Lexington — The Town of Lexington Council on Monday, Jan. 6, 2025, voted unanimously to ratify an executive-session report and authorized the town administrator to sign a settlement agreement connected to a planning commission dispute; approved the final reading of an annexation on East Main Street; advanced first-reading budget and ordinance items; and approved two 50-year ground leases to allow municipal parking lots. The council deferred a final decision on a development impact fee update to a special meeting for further review.
The council began the meeting by reporting it had met in executive session to discuss negotiations related to proposed contractual agreements, settlement of legal claims tied to a planning commission dispute, and personnel matters. Mayor Pro Tem Ron Williams moved to ratify the executive-session report; the motion was seconded and carried unanimously. The council then voted, also unanimously, to “allow the town administrator to sign the settlement agreement related to legal claims relating to the planning commission dispute,” as recorded by the clerk; no vote detail by individual council member names was recorded in the meeting transcript.
Why it matters: The council’s authorization to execute a settlement closes a matter that was handled in executive session and places responsibility for final execution with the town administrator. The annexation and the parking leases expand the town’s ability to manage growth and provide public parking; the impact-fee update will determine how new development helps pay for infrastructure.
Key actions and outcomes
- Executive-session ratification and settlement authorization: Motion to ratify the executive-session report passed unanimously by voice/hand raise. Motion to allow the town administrator to sign the settlement agreement also passed unanimously. (Motion text and action appear in the executive-session report portion of the transcript.)
- Annexation — final reading approved: The council approved final reading to annex 4.7 acres owned by Clinton Ray Carpenter on the 800 block of East Main Street; the planning commission had recommended protected residential zoning. The council’s vote was unanimous on final reading.
- Midyear FY2025 budget adjustment — first reading approved: Council approved first reading of an ordinance to amend the FY2025 budget to reflect departmental reorganizations and staffing adjustments. The motion passed unanimously.
- Landscape and tree ordinance amendments (first reading) and application of the pending-ordinance doctrine — approved: Council voted to approve first reading of redlined amendments to Ordinance No. 156 (landscaping and trees) and to apply the pending ordinance doctrine; the measure passed unanimously. The ordinance will return to the planning commission for further review and public hearing before any second reading.
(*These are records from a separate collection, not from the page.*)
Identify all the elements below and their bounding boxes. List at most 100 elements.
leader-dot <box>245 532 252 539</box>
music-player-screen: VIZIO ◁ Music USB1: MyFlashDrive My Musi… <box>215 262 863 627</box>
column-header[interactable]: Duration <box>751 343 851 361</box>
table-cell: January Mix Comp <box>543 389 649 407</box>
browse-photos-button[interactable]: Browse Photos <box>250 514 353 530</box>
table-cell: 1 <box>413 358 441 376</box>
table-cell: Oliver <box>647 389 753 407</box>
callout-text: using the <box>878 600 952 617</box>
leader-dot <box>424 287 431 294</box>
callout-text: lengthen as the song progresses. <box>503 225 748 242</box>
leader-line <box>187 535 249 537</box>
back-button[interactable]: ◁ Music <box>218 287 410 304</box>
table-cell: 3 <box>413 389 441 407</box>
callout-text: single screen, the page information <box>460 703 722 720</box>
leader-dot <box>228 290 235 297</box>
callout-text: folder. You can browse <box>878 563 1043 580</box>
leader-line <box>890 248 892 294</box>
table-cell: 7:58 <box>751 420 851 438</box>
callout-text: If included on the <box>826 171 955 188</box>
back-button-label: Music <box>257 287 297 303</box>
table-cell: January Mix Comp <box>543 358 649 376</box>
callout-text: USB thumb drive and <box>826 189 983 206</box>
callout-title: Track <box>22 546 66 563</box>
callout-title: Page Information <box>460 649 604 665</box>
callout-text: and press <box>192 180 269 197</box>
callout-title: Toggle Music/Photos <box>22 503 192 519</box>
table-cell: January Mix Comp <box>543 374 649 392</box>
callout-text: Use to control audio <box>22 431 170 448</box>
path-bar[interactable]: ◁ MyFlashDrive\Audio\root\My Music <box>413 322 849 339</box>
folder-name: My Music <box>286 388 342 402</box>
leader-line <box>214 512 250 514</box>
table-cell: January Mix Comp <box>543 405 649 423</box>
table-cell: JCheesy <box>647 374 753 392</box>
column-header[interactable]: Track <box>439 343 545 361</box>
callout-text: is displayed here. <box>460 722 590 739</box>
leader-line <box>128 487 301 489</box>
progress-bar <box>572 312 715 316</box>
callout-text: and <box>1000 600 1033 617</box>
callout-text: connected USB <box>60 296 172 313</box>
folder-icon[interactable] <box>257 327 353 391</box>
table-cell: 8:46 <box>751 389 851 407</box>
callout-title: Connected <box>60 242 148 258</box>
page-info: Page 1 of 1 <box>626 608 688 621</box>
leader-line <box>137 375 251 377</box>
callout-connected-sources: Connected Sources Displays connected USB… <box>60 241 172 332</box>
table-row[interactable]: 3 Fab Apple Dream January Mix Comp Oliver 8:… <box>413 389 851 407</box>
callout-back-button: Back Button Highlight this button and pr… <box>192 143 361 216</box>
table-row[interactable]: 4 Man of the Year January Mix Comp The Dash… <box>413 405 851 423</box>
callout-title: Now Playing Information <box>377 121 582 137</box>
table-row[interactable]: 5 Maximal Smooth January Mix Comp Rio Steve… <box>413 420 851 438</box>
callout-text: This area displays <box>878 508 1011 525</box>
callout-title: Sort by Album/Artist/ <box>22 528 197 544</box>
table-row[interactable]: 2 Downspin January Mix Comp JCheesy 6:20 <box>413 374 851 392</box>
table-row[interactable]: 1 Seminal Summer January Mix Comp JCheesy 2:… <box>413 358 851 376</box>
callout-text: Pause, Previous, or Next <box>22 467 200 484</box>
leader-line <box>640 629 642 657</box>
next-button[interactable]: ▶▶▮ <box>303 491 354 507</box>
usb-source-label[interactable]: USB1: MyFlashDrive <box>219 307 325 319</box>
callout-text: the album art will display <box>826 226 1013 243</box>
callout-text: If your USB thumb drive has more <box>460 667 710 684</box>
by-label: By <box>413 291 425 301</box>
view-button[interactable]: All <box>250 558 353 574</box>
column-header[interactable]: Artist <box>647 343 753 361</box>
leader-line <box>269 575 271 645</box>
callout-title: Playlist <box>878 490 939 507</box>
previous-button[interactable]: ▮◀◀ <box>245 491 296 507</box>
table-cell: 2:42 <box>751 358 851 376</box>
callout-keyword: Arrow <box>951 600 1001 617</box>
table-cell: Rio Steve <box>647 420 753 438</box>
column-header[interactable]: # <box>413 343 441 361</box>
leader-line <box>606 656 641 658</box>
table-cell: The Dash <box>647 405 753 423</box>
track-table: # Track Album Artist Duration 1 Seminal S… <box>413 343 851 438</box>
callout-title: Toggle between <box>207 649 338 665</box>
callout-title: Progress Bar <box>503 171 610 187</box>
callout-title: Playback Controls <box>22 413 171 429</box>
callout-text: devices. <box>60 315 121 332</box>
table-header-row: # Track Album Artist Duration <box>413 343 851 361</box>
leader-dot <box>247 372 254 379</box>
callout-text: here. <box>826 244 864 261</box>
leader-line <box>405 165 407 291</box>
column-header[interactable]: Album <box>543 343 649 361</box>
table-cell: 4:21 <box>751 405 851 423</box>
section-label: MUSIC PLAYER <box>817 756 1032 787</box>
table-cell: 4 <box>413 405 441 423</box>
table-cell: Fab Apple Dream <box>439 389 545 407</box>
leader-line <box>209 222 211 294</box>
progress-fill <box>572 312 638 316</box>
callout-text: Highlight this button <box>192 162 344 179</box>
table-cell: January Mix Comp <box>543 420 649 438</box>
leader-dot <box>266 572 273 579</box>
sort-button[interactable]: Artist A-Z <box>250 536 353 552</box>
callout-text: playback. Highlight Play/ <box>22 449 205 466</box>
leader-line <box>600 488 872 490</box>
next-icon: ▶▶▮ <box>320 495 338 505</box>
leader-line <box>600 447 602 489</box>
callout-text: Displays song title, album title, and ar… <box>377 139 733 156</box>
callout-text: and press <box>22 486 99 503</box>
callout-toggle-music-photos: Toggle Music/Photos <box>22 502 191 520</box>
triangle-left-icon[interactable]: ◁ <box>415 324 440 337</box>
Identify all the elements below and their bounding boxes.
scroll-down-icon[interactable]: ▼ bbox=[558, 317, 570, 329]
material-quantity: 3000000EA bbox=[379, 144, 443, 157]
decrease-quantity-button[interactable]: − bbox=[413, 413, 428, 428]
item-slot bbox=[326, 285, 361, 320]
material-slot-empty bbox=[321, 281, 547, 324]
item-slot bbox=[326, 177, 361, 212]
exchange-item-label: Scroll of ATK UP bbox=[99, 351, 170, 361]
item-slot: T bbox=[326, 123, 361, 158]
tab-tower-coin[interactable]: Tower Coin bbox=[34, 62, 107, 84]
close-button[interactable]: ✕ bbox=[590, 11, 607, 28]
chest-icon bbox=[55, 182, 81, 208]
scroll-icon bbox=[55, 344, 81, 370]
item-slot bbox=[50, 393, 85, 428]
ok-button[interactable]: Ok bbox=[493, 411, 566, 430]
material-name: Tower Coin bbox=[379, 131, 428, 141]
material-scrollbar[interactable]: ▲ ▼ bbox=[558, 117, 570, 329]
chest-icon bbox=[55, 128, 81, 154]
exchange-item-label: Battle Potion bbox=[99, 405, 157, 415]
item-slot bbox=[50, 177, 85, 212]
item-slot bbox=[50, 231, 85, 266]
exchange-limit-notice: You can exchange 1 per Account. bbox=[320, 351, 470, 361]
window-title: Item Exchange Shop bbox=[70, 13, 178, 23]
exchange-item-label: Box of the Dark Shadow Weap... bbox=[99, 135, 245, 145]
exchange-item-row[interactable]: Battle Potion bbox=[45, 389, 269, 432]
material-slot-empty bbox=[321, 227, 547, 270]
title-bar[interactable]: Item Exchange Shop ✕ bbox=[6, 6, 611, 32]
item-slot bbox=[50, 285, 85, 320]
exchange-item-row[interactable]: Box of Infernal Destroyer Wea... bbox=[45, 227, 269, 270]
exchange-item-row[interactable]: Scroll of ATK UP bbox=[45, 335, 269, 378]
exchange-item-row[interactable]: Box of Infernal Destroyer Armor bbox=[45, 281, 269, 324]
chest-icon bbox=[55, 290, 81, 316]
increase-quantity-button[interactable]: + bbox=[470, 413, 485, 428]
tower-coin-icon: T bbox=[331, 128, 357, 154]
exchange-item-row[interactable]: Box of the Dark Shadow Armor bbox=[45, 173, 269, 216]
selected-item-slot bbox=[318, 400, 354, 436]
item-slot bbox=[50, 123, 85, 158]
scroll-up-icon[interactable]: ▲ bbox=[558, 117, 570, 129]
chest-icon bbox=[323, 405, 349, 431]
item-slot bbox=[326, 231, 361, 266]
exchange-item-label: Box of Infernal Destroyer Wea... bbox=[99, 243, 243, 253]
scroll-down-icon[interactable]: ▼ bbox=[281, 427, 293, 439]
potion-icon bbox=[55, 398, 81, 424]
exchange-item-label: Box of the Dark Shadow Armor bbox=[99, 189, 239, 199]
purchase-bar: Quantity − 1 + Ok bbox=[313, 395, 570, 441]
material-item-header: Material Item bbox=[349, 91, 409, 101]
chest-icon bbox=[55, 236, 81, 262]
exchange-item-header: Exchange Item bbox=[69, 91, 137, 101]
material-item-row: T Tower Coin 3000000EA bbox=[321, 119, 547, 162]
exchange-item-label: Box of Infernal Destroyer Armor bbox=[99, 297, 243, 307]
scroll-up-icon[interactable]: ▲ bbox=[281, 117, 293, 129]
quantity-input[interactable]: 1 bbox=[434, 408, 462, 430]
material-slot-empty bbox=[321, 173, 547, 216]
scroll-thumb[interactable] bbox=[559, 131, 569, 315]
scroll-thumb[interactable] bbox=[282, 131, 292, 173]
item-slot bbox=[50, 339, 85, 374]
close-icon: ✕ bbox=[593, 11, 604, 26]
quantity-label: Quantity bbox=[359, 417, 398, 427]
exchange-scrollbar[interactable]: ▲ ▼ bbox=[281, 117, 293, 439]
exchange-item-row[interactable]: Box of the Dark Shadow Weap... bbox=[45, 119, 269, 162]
- Ground leases for municipal parking — approved: The council authorized a 50-year ground lease with Old Mill LLC for a municipal parking lot on East Main Street (no lease payment) to allow construction of a parking lot and enclosed dumpster corral; it also authorized a separate 50-year ground lease with Old Mill LLC for a 15-space lot on South Lake Drive. Both motions passed unanimously.
- Project management contract for East Main parking lot — approved: Council authorized the town administrator to enter a project management agreement with LCK (exhibit in meeting packet) and to authorize expenditure from the streets and infrastructure fund to cover the manager’s fee. The motion passed unanimously.
What the council did not finalize: The development impact fee update (phase 1) — staff and a planning consultant presented an update on parks/recreation and municipal facilities/equipment impact-fee calculations and the required five-year review under state law. Council members asked detailed questions about discount rates, which categories pay which fees (parks fees apply only to residential, municipal facilities to both residential and nonresidential and transportation to all land uses), and examples of how the fee affects single-family and retail development. The council chose to meet again at a special meeting (scheduled for Jan. 12) to consider a first reading vote after additional review.
Details and next steps
- Annexation: The property (4.7 acres) will be annexed into the town with protected residential zoning as recommended by the planning commission; further development will be subject to town zoning and permitting.
- Leases: Both ground leases are 50-year terms and include town responsibility for operations and maintenance of the parking facilities; no lease payments were described in the transcript.
- Impact fees: Staff indicated the current single-family out-the-door impact fee was roughly $2,500; the presenter said parks/recreation accounted for about half of that in the current schedule, with transportation and municipal facilities making up the remainder. The transportation fee remains to be updated pending a separate transportation plan. Council asked for additional detail and scheduled a special meeting to act on the ordinance first reading.
The meeting adjourned after brief announcements; a recording of the session will be available on the town’s YouTube channel.